Question d'origine :
Est-il vrai que 'la perfection n'est pas de ce monde'? Souvent les gens rêvent du prince charmant, de la princesse charmande, du travail parfait, de la vie rêvée, de l'exploit héroïque mais n'est-il pas vrai que 'la perfection n'existe pas dans notre monde'?
Réponse du Guichet

Il est tentant de chercher la perfection mais peut-être faudrait-il viser "l'amélioration".
Bonjour
En 2025, nous aspirons à ne plus nous sentir comme un poisson rouge tournant en rond dans son bocal. Confiance et sérénité seront donc les maîtres mots de cette nouvelle année, dans l’attente de vos interrogations sur la peinture, le cinéma, les sciences, la lecture et pourquoi pas sous le prisme du méchant et du gentil qui nous ferons dépasser vos 114 questions portant sur la moral, les bonnes et les mauvaises qualités …
D’ailleurs, à la lecture de ce premier paragraphe, vous constaterez que la perfection n’existe pas ou du moins qu’elle est totalement absente chez votre honorable bibliothécaire qui est en train de vous répondre :)
Pour revenir à notre sujet, nous étudierons tout d’abord le concept de perfection. Le Grand dictionnaire de la philosophie précise que la perfection est
L’État de ce qui est pleinement réalisé, achevé, abouti. La perfection exprime l’idée d’un maximum atteint, d’un point de vue quantitatif – est parfait ce à quoi rien ne manque – et/ou qualitatif – ce qui est excellent et n’est pas susceptible d’amélioration.
( ...)
Est parfait ce qui correspond exactement à son concept ou ce qui possède toutes les qualités requises par sa nature (…) La notion de perfection suppose celle de finalité : Pour Aristote, une chose est parfaite dans la mesure où elle est conforme à son télos, fin qui est en même temps son bien (…) Pour Spinoza, cette conception de la perfection, indissociable d’une interprétation finaliste de la Nature, vient de ce que les hommes jugent toutes choses selon l’idée qu’ils s’en font et non selon ce qu’elles sont en elles-mêmes
(…) Avec la critique kantienne de la métaphysique classique, ce ne sera plus le sens ontologique – la perfection comme quantité d’être – mais le sens moral – la perfection comme fin et devoir de l’homme – qui tendra à s’imposer, et avec lui, la notion de progrès éthique, culturel et historique …

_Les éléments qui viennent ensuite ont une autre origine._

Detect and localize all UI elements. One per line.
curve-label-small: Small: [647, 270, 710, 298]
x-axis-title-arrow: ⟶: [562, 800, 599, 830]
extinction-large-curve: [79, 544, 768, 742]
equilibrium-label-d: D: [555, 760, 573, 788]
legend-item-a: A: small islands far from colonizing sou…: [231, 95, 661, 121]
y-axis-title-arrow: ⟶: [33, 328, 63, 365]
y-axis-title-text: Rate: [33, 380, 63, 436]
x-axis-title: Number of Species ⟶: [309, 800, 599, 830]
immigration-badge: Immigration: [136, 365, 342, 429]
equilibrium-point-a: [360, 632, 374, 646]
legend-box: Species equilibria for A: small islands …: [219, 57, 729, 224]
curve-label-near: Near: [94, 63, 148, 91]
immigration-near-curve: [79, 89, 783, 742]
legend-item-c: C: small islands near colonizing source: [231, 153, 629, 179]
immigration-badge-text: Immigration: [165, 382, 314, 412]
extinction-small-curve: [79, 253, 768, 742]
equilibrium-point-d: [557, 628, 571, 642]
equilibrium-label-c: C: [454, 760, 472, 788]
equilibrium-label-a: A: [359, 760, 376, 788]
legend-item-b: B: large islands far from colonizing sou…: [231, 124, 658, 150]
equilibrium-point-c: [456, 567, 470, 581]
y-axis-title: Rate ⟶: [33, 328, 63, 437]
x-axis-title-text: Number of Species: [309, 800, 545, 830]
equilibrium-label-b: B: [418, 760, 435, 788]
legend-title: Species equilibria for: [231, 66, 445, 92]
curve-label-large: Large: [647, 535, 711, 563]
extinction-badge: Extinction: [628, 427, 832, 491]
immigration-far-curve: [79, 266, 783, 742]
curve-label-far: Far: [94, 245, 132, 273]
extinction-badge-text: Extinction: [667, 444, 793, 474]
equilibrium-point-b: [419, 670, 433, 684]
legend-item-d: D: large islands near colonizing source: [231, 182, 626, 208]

Dans cette définition, le sens absolu est dissocié du sens relatif.
Par ailleurs, l’émission de Radio France sur le culte de la précision répond plus précisément à votre interrogation et mentionne que la perfection revêt différents sens. Pour les anciens, la perfection est quelque chose qui est fini ; ce à quoi l’on ne peut rien ajouter ou retrancher alors que chez les modernes c’est ce qui se trouve tout en haut. Les invités et les invitées évoquent les limites de la perfection qui conduit à l’inaction et préfèrent à la perfection la notion de l’amélioration.
Dans La perfection, Jean Baechler nous indique que si la perfection est naturelle et qu’elle indiquait la recherche perpétuellement recommencée, l’imperfection est le lot original de l’humanité.
Pour élargir le sujet, vous pourriez consulter :
Arthur Dony, La mesure de la perfection, Revue de métaphysique et de morale, N° 96(4), 2017, p. 555-574.
Sandra Laugier, (dir.), La voix et la vertu. Variétés du perfectionnisme moral Variétés du perfectionnisme moral, 2010.
Vous pourriez aussi écouter les émissions de Radio France consacrées :
Pour bien faire, faut-il être perfectionniste ?"
Pour George Orwell, "Être humain signifie essentiellement qu'on ne recherche pas la perfection"
Bonne réflexion et au plaisir de découvrir, avec vous, de nouveaux sujets.